Differential Activity-Dependent Increase in Synaptic Inhibition and Parvalbumin Interneuron Recruitment in Dentate Granule Cells and Semilunar Granule Cells

Strong inhibitory synaptic gating of dentate gyrus granule cells (GCs), attributed largely to fast-spiking parvalbumin inter neurons (PV-INs), is essential to maintain sparse network activity needed for dentate dependent behaviors. However, the contribution of PV-INs to basal and input-driven sustained synaptic inhibition in GCs and semilunar granule cells (SGCs), a sparse morphologically distinct dentate projection neuron subtype, is currently unknown. In studies conducted in hippocampal slices from mice, we find that although basal IPSCs are more frequent in SGCs and optical activation of PV-INs reliably elicited IPSCs in both GCs and SGCs, optical suppression of PV-INs failed to reduce IPSC frequency in either cell type.

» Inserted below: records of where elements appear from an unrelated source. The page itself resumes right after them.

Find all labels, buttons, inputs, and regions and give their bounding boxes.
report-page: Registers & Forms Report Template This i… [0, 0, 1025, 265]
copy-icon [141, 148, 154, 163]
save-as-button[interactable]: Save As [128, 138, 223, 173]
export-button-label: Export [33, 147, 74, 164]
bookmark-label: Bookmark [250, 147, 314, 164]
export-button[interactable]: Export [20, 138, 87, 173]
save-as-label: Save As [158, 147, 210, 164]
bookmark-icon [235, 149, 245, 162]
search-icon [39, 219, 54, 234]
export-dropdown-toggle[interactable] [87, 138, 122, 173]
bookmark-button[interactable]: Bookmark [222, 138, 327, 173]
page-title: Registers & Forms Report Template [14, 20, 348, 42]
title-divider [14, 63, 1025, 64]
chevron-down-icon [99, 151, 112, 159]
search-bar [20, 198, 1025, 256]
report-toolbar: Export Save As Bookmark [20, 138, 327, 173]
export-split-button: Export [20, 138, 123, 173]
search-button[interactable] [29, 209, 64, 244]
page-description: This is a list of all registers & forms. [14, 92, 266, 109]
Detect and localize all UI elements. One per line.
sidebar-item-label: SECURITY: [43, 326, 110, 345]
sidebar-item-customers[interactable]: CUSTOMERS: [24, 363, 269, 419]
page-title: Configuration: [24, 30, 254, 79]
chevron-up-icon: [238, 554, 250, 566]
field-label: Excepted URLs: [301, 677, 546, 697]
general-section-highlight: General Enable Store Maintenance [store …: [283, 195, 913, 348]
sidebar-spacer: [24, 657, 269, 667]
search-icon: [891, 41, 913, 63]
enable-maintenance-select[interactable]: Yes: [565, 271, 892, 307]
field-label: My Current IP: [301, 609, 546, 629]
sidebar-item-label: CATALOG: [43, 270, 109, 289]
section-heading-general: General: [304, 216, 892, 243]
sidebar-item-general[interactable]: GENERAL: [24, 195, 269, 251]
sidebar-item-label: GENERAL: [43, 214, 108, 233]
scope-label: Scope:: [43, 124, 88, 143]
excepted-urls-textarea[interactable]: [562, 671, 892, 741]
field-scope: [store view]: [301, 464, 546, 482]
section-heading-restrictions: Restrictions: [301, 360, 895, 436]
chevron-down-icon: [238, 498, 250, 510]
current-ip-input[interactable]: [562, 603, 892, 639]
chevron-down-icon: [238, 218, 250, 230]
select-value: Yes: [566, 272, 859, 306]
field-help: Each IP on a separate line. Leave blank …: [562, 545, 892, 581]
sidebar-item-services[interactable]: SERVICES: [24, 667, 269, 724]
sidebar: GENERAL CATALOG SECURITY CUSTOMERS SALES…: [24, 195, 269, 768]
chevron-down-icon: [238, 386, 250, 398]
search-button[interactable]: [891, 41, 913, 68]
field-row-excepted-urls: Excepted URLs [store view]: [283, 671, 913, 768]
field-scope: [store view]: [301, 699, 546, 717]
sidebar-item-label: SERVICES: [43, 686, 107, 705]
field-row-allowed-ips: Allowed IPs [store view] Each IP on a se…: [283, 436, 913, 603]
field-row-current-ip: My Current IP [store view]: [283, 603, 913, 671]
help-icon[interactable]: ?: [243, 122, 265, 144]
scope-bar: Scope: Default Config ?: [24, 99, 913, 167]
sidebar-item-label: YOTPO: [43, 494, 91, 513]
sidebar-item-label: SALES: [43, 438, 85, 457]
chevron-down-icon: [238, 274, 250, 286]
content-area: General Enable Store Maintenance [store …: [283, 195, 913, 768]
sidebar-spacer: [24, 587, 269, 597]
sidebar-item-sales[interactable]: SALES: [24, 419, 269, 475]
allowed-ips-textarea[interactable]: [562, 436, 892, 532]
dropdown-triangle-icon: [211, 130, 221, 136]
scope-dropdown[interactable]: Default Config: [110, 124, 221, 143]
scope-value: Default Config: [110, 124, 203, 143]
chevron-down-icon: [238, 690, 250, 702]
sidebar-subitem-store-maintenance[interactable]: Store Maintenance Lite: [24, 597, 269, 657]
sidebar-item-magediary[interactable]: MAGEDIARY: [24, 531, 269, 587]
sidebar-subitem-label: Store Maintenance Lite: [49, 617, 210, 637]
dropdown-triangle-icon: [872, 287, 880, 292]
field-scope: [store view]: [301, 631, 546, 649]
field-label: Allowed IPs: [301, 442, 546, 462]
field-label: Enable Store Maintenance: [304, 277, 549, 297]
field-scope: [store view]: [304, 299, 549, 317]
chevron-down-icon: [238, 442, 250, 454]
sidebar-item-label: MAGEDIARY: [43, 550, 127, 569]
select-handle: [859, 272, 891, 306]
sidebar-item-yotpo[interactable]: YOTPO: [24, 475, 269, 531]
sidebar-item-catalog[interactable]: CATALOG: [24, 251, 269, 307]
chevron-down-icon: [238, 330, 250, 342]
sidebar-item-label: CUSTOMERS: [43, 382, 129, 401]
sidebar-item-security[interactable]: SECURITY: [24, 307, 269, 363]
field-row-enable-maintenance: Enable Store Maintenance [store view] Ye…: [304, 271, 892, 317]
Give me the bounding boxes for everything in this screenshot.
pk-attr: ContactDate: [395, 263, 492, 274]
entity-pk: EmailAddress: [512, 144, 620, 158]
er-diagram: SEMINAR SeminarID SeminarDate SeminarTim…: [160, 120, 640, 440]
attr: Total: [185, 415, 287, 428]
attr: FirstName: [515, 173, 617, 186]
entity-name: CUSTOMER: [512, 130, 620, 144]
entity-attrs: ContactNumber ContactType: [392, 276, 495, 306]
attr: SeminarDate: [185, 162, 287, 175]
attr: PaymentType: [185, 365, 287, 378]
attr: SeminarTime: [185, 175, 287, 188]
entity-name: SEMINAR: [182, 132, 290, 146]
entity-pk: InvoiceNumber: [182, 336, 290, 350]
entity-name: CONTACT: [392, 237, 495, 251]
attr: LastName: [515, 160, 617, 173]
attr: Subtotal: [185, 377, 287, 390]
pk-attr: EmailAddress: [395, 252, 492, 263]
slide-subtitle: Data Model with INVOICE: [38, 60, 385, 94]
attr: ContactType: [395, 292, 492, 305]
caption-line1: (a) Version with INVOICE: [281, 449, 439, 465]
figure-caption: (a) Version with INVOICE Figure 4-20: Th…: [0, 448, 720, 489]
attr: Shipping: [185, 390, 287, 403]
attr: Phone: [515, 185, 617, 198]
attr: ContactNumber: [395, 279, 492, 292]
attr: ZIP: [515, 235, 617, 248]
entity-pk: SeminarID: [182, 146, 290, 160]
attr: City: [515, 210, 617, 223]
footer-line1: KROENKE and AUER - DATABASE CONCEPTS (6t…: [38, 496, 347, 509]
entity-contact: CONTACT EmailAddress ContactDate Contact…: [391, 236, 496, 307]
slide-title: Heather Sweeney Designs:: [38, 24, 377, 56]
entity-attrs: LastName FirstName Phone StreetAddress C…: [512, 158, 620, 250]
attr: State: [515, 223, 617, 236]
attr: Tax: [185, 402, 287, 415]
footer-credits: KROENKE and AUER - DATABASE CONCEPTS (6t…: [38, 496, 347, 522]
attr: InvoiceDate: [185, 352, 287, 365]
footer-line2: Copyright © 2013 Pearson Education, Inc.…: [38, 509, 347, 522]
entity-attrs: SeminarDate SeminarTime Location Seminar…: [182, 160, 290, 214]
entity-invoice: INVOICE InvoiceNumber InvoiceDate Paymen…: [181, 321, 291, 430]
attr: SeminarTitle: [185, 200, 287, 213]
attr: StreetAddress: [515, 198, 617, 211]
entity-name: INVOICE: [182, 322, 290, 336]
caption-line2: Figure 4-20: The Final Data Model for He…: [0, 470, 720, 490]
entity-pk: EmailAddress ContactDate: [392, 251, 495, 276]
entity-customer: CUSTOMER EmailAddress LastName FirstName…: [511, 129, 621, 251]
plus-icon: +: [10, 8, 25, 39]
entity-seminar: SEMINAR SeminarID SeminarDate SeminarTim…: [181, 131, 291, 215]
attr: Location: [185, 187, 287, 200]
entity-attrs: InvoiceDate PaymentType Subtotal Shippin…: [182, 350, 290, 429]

Amplitude and kinetics of IPSCs evoked by perforant path (PP) activation were not different between GCs and SGCs. However, the robust increase in sustained polysynaptic IPSCs elicited by paired afferent stimulation was lower in SGCs than in simultaneously recorded GCs. Optical suppression of PV-IN selectively reduced sustained IPSCs in SGCs but not in GCs. These results demonstrate that PV-INs, while contributing minimally to basal synaptic inhibition in both GCs and SGCs in slices, mediate sustained feedback inhibition selectively in SGCs. The temporally selective blunting of activity-driven sustained inhibitory gating of SGCs could support their preferential and persistent recruitment during behavioral tasks.

Automated summary

This study reveals that fast-spiking parvalbumin interneurons (PV-INs) contribute minimally to basal synaptic inhibition but selectively mediate sustained feedback inhibition in a subtype of dentate projection neurons called semilunar granule cells (SGCs). The blunting of activity-driven sustained inhibitory gating in SGCs may play a crucial role in their preferential and persistent recruitment during behavioral tasks.